By Paul Goodman
Follow Paul on Twitter
How much reform can a Government manage? Given the timetable of five years or less, should it strive to change everything, or try to achieve a few key strategic aims and if so, what are they? These perennial questions are re-posed today in the Guardian by Sean Worth, the party's former Policy Unit head and a senior ex-Downing Street special adviser. Mr Worth has apparently moved backwards by leaving Number 10 to join Policy Exchange: the conventional course is to travel the other way round.
The interview helps to explain this Tardis-type progress. Although he left Downing Street for family reasons, he is frustrated by the slow pace of reform – and keen to see more social enterprise running more public services. This was one of Steve Hilton's leitmotifs, and Mr Worth shares Mr Hilton's transformative vision if not his confrontational methods (so, for example, he doesn't share the latter's enthusiasm for shredding the civil service). He warns that "the government has the 2015 election as a deadline to prove that it has made tangible improvements on the ground".
Mr Worth is absolutely right to warn that civil servants can't provide Downing Street with a sense of political direction, criticising their dominance of its implementation unit and (surely) policy unit: "They are civil servants; you can tell them that is what you want, but that is not the same as being a Conservative and it being in their blood". Top marks for that: Tim Montgomerie and I have repeatedly made the same point. For example, I've argued that CCHQ needs a policy unit of its own).
But is his analysis right? The central issue in general elections is the economy. I can't see why the next one should be different, especially given the squeeze on living standards and the turmoil in the Eurozone. None the less, a Conservative-led Government that didn't try to improve the public services wouldn't be worth having, but that only re-raises the question: how much reform? The answer may depend on whether you believe government is more like a military operation or sailing a ship.
Mr Hilton is just about the last person I associate with the army, but he left Downing Street with the frustration of a staff officer whose juniors just won't do as they're told. George Osborne is nearly the last person I associate with Tory pessimism, but the Chancellor has become the main force in government for the other point of view: that civil society isn't like a big army, and that governments must manoevre to realise their aims amidst squalls and storms (from the hacking scandal to the Euro-crisis). It follows that they can't fight all the pirates at the same time.
Forget for the moment whether Mr Osborne is helping the steer the ship well or badly, and simply ask: which of these two conceptions is closer to political reality? Experience suggests the second – which is why Margaret Thatcher didn't get round to major public service reform until her third term, and even then didn't try to do everything at once, as this Government, at times, seems to be doing: welfare reform, schools reform, NHS reform and (now) police reform, not to mention the localism drive that Eric Pickles refers to today in his interview with Harry Phibbs on this site.

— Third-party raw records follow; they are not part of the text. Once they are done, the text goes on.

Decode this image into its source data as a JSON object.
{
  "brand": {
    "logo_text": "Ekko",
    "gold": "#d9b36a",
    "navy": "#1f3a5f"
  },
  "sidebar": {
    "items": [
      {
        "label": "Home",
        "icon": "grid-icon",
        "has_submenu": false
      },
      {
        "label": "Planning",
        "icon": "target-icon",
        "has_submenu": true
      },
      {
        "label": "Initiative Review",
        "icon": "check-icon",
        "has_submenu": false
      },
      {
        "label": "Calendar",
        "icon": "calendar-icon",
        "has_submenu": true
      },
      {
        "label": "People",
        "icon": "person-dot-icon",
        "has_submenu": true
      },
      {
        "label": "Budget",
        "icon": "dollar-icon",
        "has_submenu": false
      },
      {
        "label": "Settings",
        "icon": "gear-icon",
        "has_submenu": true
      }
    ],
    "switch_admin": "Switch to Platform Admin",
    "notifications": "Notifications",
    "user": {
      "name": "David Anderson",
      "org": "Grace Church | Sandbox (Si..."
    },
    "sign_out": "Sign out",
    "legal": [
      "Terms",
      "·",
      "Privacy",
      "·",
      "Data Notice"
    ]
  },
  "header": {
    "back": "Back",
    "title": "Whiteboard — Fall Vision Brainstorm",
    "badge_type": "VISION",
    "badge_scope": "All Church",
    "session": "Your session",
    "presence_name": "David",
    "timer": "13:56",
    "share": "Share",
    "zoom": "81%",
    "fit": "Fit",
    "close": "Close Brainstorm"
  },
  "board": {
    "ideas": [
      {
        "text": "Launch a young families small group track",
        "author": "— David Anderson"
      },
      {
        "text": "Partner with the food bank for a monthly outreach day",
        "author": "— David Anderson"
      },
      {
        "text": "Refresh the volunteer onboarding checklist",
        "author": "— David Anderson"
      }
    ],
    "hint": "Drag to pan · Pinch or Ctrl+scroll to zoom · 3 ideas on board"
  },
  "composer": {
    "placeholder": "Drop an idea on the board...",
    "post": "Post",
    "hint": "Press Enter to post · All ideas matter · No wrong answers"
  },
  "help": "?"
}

I draw what seems to be a different conclusion from Mr Worth: namely, you can't do everything at once. Furthermore, what you do won't always have quick results. The great example of this is Michael Gove's school reforms: the results won't be fully apparent until this generation of pupils go on to University and out into the workforce. So if a Government can't take on all comers, what public service should it prioritise? My answer is: schools and welfare, which together can help create the great virtuous circle: strong families, fine schools, good jobs.
Mr Worth would probably think this aim a bit limited, but whether you agree or not his interview reminds us of something worrying. This Government isn't yet halfway through its term, but his departure is only the latest of several: Tim Chatwin, James O’Shaughnessy, Peter Campbell and of course Mr Hilton himself. This rate of attrition sends a message – that those who work at the core of this administration aren't enthused enough by it to want to stick around. Perhaps not being able to decide in favour of Vision Hilton or Vision Osborne is part of the explanation.